Teeth clenched, she worked the other lock. Then she came across a stack of coded papers neatly filed in manila folders. She couldn’t read the text. But this was what Victor had told her to look for.

Adrenaline pumped through her veins as she placed the first one in the center of the desk blotter and got out the small camera disguised as a lipstick. Methodically she began snapping pictures of the incriminating letters and other documents.

She was almost finished when a noise in the hall made the hair on her scalp bristle.

Someone was coming!

Sweeping the papers into the folder, she had them back in place and the drawer locked again in fifteen seconds.

Now all she had to do was get out of here. And quickly. A desperate glance at the barred window told her she wasn’t going to escape in that direction. With camera and evening bag clutched in her hand, she bolted for the only other possibility—the general’s private bathroom.

* * *

“ERES TU?”

Jed stopped dead on the path, just managing to avoid crashing into a young Hispanic woman who had stepped out of the darkness to block his progress.

“Let me by,” he answered in Spanish, only half hearing her words as he tried to push past her to get to Marissa.

Her fingers clamped onto the sleeve of his dinner jacket. “Jed. It’s really you. I thought at first I’d made you up.”

She stopped abruptly, looking furtively from side to side as if she were terrified of being overheard. The urgency of her touch arrested him, and he peered at her more closely. There was something familiar about her face. But on the darkened patio he couldn’t place her.

“I must—”

“It’s Clarita,” she interrupted. “Don’t you know me?
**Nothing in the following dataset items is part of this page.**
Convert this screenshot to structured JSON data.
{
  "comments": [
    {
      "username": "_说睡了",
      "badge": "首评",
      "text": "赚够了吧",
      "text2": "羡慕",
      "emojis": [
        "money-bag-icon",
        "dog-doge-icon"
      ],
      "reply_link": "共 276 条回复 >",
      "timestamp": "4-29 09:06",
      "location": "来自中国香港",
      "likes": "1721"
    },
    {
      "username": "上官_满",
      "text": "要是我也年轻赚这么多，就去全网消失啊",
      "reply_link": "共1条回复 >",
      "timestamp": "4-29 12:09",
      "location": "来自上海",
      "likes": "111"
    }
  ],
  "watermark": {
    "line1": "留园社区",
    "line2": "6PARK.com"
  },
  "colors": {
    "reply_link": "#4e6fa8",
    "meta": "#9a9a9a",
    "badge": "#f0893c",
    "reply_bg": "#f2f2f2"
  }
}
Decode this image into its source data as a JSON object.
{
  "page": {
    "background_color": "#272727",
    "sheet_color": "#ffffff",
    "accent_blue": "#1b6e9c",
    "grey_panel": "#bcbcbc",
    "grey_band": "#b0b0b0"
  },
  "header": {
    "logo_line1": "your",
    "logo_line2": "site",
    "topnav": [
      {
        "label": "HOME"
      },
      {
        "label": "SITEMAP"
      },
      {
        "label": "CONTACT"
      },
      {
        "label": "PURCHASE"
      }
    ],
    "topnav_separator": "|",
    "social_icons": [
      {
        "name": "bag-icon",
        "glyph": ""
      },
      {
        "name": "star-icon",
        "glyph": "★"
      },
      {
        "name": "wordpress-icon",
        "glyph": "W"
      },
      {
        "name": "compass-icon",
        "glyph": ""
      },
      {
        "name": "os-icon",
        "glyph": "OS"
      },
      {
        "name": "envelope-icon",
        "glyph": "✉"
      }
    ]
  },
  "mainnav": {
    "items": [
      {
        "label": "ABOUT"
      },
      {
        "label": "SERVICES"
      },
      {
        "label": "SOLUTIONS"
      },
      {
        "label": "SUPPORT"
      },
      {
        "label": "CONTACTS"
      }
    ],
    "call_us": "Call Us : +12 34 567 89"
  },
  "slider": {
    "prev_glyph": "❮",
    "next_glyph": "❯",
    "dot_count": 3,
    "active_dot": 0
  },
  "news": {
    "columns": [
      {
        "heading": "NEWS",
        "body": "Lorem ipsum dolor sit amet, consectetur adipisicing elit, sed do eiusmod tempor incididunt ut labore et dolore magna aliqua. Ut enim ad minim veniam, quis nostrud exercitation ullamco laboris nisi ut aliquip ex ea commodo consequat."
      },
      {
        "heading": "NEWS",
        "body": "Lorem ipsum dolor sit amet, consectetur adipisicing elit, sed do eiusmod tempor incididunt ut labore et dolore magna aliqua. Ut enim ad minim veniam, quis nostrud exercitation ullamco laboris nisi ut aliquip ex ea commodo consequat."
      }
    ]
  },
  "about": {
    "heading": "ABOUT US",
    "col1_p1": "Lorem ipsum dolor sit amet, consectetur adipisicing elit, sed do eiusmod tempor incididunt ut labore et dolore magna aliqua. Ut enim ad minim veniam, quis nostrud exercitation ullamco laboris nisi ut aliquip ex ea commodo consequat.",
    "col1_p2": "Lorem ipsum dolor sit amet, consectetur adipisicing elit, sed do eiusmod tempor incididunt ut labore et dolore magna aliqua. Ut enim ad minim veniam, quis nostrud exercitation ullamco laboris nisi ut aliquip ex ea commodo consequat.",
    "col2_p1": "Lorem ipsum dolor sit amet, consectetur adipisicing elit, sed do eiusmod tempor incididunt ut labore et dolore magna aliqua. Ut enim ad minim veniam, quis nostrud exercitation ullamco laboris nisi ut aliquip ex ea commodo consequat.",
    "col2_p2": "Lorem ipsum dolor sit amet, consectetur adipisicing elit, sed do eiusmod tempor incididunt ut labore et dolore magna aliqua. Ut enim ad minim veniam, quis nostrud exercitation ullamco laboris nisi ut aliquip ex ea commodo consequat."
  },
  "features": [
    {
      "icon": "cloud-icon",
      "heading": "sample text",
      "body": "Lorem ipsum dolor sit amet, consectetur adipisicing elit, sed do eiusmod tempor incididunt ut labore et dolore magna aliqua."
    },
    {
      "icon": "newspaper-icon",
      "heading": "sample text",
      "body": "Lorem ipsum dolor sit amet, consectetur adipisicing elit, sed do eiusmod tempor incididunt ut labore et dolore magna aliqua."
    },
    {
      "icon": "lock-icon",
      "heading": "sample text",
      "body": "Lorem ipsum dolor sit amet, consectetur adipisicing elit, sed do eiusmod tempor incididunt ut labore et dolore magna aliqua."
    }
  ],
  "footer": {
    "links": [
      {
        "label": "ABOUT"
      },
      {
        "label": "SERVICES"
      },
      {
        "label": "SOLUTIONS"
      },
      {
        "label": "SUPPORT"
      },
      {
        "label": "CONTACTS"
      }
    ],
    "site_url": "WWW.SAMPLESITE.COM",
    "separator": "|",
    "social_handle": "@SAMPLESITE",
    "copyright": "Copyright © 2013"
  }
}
I’m so glad you came back to see us.”

The features resolved themselves into familiar lines. Clarita. Miguel Sanchez’s daughter. She was more mature now. A girl on the verge of womanhood. She’d been eleven when Jed had been here six years ago helping the general train his troops. He’d recognized her as the neglected child of a rich man who had more important things to do than worry about his offspring’s happiness. When he’d come home from the training camp with Miguel on the weekends, he’d tried to make a small difference in the little girl’s life.

“I heard them talking about you, so I took a peek at the guest list for the party,” she told him. “I knew you would be here. Like old times. When everything was simple.” Her tone was high and wistful, as if she longed for the past.

“Clarita, I can’t stay here and talk to you now.”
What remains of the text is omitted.